Is It Ethical to Shop Across State Lines to Save on Sales Tax?
Q: Can I buy something in another state and ship it to myself to avoid paying sales tax?
A: If you shop at a brick-and-mortar store in one of the five sales tax–free states—Alaska, Delaware, Montana, New Hampshire, and Oregon—feel free to make your purchases, then take the goods with you or have them shipped. It’s legal and appropriate, says Lauren Bloom, a business-ethics consultant in Springfield, Virginia. But take note: If you habitually engage in such sprees, you might end up owing some or all of those sales-tax savings to your home state. “In Missouri, for example, residents must report tax-free purchases that total more than $2,000 annually and pay at least a 4.2 percent use tax on them,” says Michael Brennan, the owner of the Brennan Group, a tax-consulting firm in St. Louis. (Check with your state’s department of revenue for its policy.) If you skip reporting and paying, you might not get caught, but your behavior is unethical, says Bloom.

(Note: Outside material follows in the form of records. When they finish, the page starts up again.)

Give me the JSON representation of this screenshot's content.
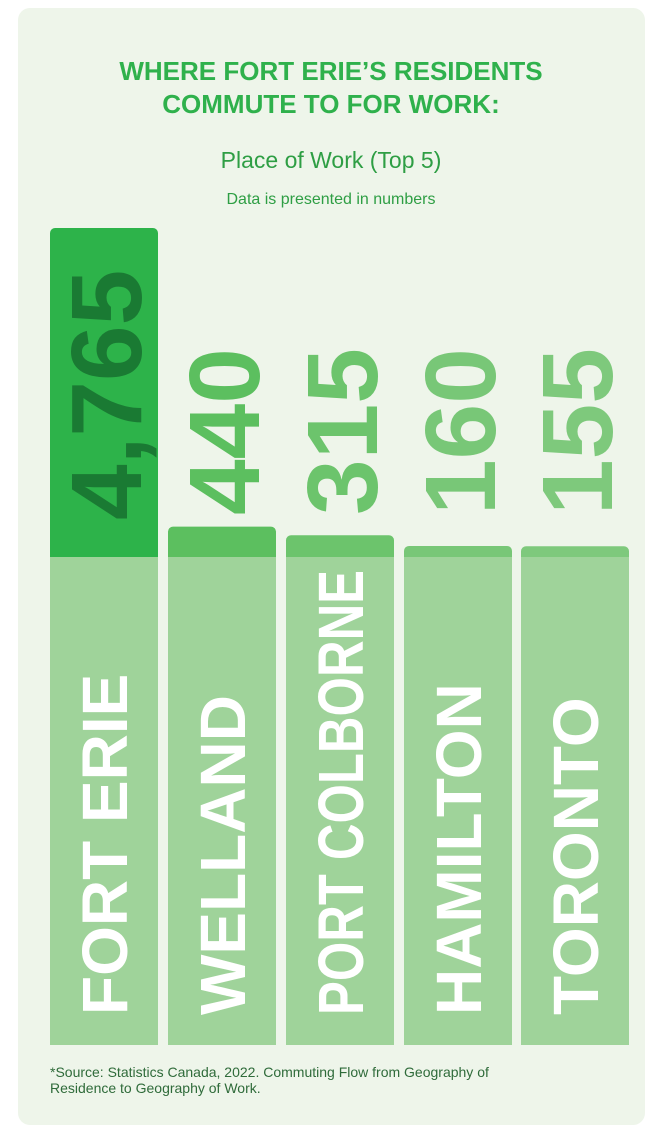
{
  "chart_data": {
    "type": "bar",
    "title": [
      "WHERE FORT ERIE’S RESIDENTS",
      "COMMUTE TO FOR WORK:"
    ],
    "subtitle": "Place of Work (Top 5)",
    "note": "Data is presented in numbers",
    "categories": [
      "FORT ERIE",
      "WELLAND",
      "PORT COLBORNE",
      "HAMILTON",
      "TORONTO"
    ],
    "values": [
      4765,
      440,
      315,
      160,
      155
    ],
    "value_labels": [
      "4,765",
      "440",
      "315",
      "160",
      "155"
    ],
    "colors": [
      "#2db34a",
      "#5cbf5f",
      "#6cc46c",
      "#78c777",
      "#7ec97c"
    ],
    "source": [
      "*Source: Statistics Canada, 2022. Commuting Flow from Geography of",
      "Residence to Geography of Work."
    ]
  }
}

And if scores of others follow suit, your state could be forced to raise its sales tax in the future.
When it comes to shopping online, you’re entitled to buy tax-free “as long as the retailer has no physical presence in your state—meaning salespeople, storefronts, a warehouse, an office, or outlets,” says Brennan. But what if you have a pal in Montana? Can you have your purchase shipped to her house, then have her send it along to you? In theory, you can, says Bloom: “But her home is not the final destination, so it’s still an ethical breach.” And by the time you add in the extra shipping, you may not save enough to make it worthwhile.